皇家招募太医,为的是皇帝和后妃,以及皇子公主。

宫女若想得太医诊治,需得主子额外开恩。

眼下,容渊显然没空搭理姜柔安。

崔嬷嬷居高临下地站在白芍跟前:“我劝你也别痴心妄想,赶紧回去吧。若惊扰了陛下和苏姑娘,莫说是你,就算是姜氏,也吃罪不起。”

白芍被她一席话堵了回来。

却还是没有走,而是继续求道:“嬷嬷,人命关天,好歹让太医过去,赏几粒丸药,先让姜氏退了烧也成啊……”

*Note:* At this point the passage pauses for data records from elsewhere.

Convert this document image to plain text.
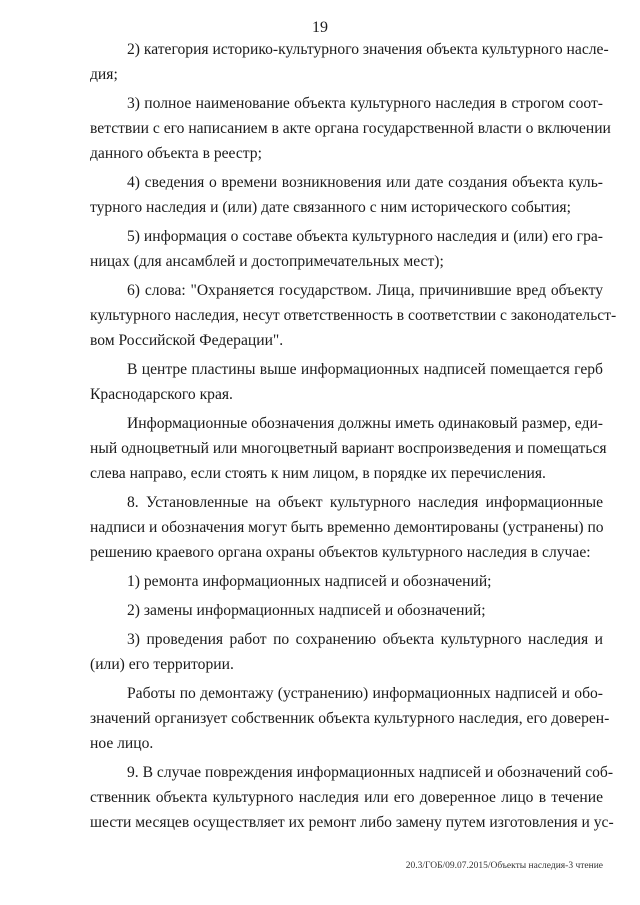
19
2) категория историко-культурного значения объекта культурного насле-
дия;
3) полное наименование объекта культурного наследия в строгом соот-
ветствии с его написанием в акте органа государственной власти о включении
данного объекта в реестр;
4) сведения о времени возникновения или дате создания объекта куль-
турного наследия и (или) дате связанного с ним исторического события;
5) информация о составе объекта культурного наследия и (или) его гра-
ницах (для ансамблей и достопримечательных мест);
6) слова: "Охраняется государством. Лица, причинившие вред объекту
культурного наследия, несут ответственность в соответствии с законодательст-
вом Российской Федерации".
В центре пластины выше информационных надписей помещается герб
Краснодарского края.
Информационные обозначения должны иметь одинаковый размер, еди-
ный одноцветный или многоцветный вариант воспроизведения и помещаться
слева направо, если стоять к ним лицом, в порядке их перечисления.
8. Установленные на объект культурного наследия информационные
надписи и обозначения могут быть временно демонтированы (устранены) по
решению краевого органа охраны объектов культурного наследия в случае:
1) ремонта информационных надписей и обозначений;
2) замены информационных надписей и обозначений;
3) проведения работ по сохранению объекта культурного наследия и
(или) его территории.
Работы по демонтажу (устранению) информационных надписей и обо-
значений организует собственник объекта культурного наследия, его доверен-
ное лицо.
9. В случае повреждения информационных надписей и обозначений соб-
ственник объекта культурного наследия или его доверенное лицо в течение
шести месяцев осуществляет их ремонт либо замену путем изготовления и ус-
20.3/ГОБ/09.07.2015/Объекты наследия-3 чтение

崔嬷嬷道:“不中用,若要姜氏得到医治,那也得苏姑娘大好才行。”

她甚至回过头去,朝着帐外的小太监们道:“苏姑娘病着,陛下正心焦。你们且长点眼,莫要在这个档口触怒陛下。”

白芍闻言,正要分辨,却见之前的小太监,已经将她送出去的银子塞了回来:“姑娘还是回去吧。”

一个不得宠的奴婢,比起陛下心尖儿上的新宠,显然是微不足道的。

白芍:“……”

本想一直跪着,等常喜或者容渊出来——

可转而一想,帐子里只留姜柔安一人也不妥。

就算暂时没有太医,她也得暂且照料着。

免得她醒来,身上没力气,一口水也喝不到。

于是,白芍从地上起身,大步回了营帐。

姜柔安只着一身寝衣,小脸烧得通红。

白芍倒了杯凉茶给她喝,她就着白芍的手喝了些,哑着嗓子道:“不要到处求人了,没人会来的……”

想想也知道,容渊刚得了新宠,不会在意她这边。

奴才们趋炎附势,又有公主推波助澜。

她只能听天由命。

姜柔安朝着白芍扯一扯嘴角:“我没事,睡一会儿就好,哪有那样娇贵呢?”

她只是个奴婢啊。

最要紧的,便是认清自己的身份。

撑过去也就罢了,撑不过,也是她的命数。

姜柔安闭上眼,泪水却滚滚而落。

顺着眼角流进枕头里。

“白芍,我想我阿娘,我想回家……”

她想家,想自己的家。

倘若父母健在,她不用进宫生活,或许会和父母去往西北,看大漠孤烟。

或许留在姜府,每日读书品茗,做一个乖女儿,好姐姐。

不必被卷进顾贵妃巫蛊案,不被容渊记恨。

可以好好寻个人嫁了。

可惜天不遂人愿。

自幼失怙的人,仿佛注定要比别人坎坷些。

她是女子,女子的天地太小了。

被困深宫的鸟儿,连翅膀都被折断了。